Em linhas gerais, a abolição lenta e gradual mostrava-se, aos produtores de cana, como um caminho seguro, pois era potencialmente pedagógica no sentido de possibilitar a preparação do cativo para a liber- dade. Amparados pela criação de instituições para treinar e disciplinar a mão de obra disponível, os senhores poderiam efetivar, assim, a transição sem o perigo da desorganização do trabalho, que poderia colocar em risco as fontes de produção da riqueza e a ordem pública. O encaminhamento da emancipação, segundo os senhores de escravos, além de ser gradual, requeria dos seus agentes moderação e respeito à legislação. O projeto Saraiva-Cotegipe, por exemplo, sancionado em 28 de setembro de 1885, pretendia impor que a via legal e o respeito à propriedade fossem seguidos, pois estipulara multas de quinhentos a mil réis a quem ajudasse ou desse guarida a escravos fugitivos.[51] A lei dos sexagenários previa a libertação dos cativos com mais de 60 anos com indenização mediante contrato de trabalho por três anos ou até completarem 65 anos.
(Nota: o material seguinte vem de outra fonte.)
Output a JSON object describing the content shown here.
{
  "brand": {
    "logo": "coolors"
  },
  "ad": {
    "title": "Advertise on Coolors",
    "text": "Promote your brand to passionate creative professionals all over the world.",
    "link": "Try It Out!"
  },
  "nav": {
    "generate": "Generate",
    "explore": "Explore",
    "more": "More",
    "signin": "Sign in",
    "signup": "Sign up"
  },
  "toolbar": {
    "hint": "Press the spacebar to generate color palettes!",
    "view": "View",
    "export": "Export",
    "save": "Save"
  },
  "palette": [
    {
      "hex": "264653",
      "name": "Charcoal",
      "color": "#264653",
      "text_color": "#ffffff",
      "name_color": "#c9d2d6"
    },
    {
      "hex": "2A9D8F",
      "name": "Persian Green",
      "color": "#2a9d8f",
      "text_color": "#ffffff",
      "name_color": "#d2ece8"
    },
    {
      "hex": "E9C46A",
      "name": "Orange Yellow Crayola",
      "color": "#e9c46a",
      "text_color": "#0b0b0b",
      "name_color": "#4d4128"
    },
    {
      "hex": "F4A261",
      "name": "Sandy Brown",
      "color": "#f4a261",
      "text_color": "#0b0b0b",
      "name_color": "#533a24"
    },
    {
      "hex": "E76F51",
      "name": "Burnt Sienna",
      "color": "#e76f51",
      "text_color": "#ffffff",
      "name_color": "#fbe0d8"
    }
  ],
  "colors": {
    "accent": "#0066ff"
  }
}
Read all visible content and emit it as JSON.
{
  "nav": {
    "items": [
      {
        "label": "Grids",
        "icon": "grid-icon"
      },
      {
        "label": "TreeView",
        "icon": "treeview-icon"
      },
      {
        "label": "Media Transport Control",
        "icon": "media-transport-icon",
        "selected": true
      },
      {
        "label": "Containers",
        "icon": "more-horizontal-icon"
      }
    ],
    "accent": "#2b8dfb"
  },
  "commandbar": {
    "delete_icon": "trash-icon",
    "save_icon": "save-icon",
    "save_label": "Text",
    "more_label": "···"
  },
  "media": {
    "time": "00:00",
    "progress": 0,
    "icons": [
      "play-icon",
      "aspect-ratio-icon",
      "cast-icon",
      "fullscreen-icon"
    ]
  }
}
Estabelecia, ainda, medidas repressivas, visando a obrigar os libertos a firmar contratos de trabalho e estabelecer domicílio fixo.
As reclamações senhoriais faziam certo sentido, sobretudo pelo fato de que muitas das estratégias utilizadas pelos abolicionistas eram subversivas e ilegais, contradizendo o encaminhamento legal feito pelo governo para conduzir a transição para o trabalho livre. Portanto, a elite proprietária articulava-se de diferentes formas para deter os avanços do abolicionismo, inclusive por meio de medidas que visavam a impedir as atividades dos seus militantes em instituições políticas formais, como pode ser observado, por exemplo, na correspondência enviada pelo senhor de escravos Ambrósio Machado a um eleitor do 1o distrito:
Gaipió, 1.º de setembro de 1887.
Ilmo. Colega e Amigo dr. André Dias,
Vou rogar-lhe o favor de se abster de ir votar, como eleitor do 1.° distrito, a fim de não dar o seu voto ao dr. Joaquim Nabuco. Este senhor tem por tal forma atacado e injuriado os agricultores da província, que seria imperdoável fraqueza de nossa parte concorrermos para sua eleição. Meus respeitosos cumprimentos ao meu ilustre Amigo, seu digno Pai e à Exma. Família e disponha de quem é com muita estima
De V. S.
Colega e Am.
Obr.°
Ambrósio M. da C. C. (grifos nossos)[52]
Durante a campanha eleitoral de 1884, Nabuco foi candidato do primeiro distrito de Pernambuco em parceria com José Mariano, que era candidato pelo segundo distrito. Ao longo da campanha, ambos deram maior visibilidade às ideias abolicionistas por meio de seus discursos e performances públicas. Sabia-se que a fama e os discursos de Nabuco, que era um homem bonito, carismático, ilustrado e excelente orador, tinham poder de persuasão sobre a opinião pública, marco central e inovador da campanha. Seus discursos atraíam centenas e, às vezes, até milhares de pessoas para lugares públicos da capital e do interior, arrancando da audiência os mais frenéticos aplausos.[53] Sua audiência era composta por mulheres, estratos sociais baixos, profissionais liberais urbanos, trabalhadores manuais, libertos e escravos.[54] José Mariano, por sua vez, desfrutava de grande simpatia popular em Pernambuco e provocava a cólera dos escravistas, pois, em suas conferências, postulava que a extinção da escravidão deveria se dar sem qualquer indenização.[55] Angela Alonso lembra que os grupos contestadores do status quo na década de 1870 e 1880 recorreram às práticas modernas de debate que se difundiam principalmente na Europa e nos Estados Unidos, como os meetings, as manifestações públicas de reivindicações organizadas por associações temáticas, os comícios, a proliferação de clubes e associações, as passeatas, as greves, enfim, uma infinidade de práticas político-culturais foi mobilizada por esses grupos contestadores para apresentar seus projetos de reforma à sociedade.[56]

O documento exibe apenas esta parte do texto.